Bitcoin has become a household name across nations, but the future of the world’s leading cryptocurrency remains uncertain. Robert Shiller, Yale Professor and 2013 Nobel Prize Winner, told CNBC that bitcoin might not exist in 100 years.
Despite extreme price volatility and undefined regulation, Bitcoin has introduced a new era of decentralized applications and initial coin offerings that are disrupting industries across the board.
The emerging technology and hype surrounding the largest digital currency have raised many questions regarding its sustainability and true impact in the long-term.
According to CNBC, Rober Shiller – Nobel Prize-Winning Economist – believes that bitcoin will cease to exist by the year 2118.
Explaining that hard forks and scalability issues will distort the current version of bitcoin, Shiller states:
“Bitcoin won’t look anything like it is today. It will have a different name, if it exists … There will have been many hard forks changing it and changing it. And, it’ll be a matter of dispute whether it exists or not.”
Shiller likens the price action and growth of Bitcoin to a bubble:
“It looks like a bubble … The one scenario is that something like what happened after 2013 when bitcoin topped $1,000, and then lost 80 percent of its value.

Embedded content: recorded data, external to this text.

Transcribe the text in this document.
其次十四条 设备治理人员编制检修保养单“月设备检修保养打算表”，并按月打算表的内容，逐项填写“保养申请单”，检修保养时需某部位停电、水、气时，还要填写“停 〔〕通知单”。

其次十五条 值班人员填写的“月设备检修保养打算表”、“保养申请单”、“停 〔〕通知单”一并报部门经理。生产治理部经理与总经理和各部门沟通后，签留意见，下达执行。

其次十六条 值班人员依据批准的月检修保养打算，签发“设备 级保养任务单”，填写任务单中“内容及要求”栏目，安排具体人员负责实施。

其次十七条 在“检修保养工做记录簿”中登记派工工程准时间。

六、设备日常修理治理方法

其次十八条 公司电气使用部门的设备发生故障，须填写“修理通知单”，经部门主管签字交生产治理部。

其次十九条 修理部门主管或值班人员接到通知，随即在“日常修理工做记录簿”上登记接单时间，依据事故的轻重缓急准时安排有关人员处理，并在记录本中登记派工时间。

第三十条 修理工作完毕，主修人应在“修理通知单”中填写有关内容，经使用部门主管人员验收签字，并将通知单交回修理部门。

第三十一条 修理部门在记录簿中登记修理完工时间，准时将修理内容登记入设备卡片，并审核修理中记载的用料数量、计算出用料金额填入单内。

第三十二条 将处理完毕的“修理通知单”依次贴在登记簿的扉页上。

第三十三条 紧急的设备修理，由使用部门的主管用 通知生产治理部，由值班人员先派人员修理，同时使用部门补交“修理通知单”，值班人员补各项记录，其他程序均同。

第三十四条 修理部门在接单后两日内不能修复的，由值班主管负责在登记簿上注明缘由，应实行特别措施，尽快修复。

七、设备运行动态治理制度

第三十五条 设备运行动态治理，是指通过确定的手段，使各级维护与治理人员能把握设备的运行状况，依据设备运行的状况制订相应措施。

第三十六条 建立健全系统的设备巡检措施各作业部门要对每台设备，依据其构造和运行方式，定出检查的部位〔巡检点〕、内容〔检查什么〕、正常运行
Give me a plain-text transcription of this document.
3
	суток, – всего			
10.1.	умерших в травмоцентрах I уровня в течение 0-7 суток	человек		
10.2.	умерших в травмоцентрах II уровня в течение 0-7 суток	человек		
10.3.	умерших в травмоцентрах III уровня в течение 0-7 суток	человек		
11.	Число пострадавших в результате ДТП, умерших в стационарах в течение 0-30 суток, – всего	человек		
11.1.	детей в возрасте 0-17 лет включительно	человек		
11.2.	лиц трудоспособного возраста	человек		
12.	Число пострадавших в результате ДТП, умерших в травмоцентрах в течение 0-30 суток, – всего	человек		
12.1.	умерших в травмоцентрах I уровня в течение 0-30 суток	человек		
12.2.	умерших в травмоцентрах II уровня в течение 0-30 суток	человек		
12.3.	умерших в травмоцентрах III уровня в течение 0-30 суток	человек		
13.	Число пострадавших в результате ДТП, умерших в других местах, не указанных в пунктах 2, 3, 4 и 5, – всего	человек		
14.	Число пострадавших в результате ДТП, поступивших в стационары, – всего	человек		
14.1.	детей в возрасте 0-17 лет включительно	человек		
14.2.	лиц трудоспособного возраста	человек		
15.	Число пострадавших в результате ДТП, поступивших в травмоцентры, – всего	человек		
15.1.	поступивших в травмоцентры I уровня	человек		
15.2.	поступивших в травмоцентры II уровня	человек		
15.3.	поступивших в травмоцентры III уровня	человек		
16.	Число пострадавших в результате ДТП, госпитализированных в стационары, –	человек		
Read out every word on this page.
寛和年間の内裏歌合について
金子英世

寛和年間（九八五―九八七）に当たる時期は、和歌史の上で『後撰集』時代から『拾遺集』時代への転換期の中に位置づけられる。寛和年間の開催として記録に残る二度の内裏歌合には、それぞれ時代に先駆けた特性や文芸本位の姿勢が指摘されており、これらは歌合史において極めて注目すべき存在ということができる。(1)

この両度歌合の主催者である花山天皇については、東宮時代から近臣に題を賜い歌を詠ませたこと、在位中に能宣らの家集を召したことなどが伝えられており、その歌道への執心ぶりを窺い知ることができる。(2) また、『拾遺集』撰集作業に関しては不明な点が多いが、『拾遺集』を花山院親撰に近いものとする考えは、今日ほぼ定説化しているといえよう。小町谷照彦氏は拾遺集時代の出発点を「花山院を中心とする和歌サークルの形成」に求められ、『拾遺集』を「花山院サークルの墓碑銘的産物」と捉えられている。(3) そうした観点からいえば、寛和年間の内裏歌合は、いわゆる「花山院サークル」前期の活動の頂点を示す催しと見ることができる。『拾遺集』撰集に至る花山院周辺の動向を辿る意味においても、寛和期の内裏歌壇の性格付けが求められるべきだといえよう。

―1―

It looked like bitcoin was just fading away.”
But even the Yale Professor could not be certain of his theory, qualifying his statement by admitting bitcoin’s future uncertainty:
“It’s so hard to predict these things.”
After reaching its peak at about $20,000 USD in December 2017, bitcoin has fallen by 63%. However, the leading cryptocurrency by market cap is still up 233% over the past 12 months.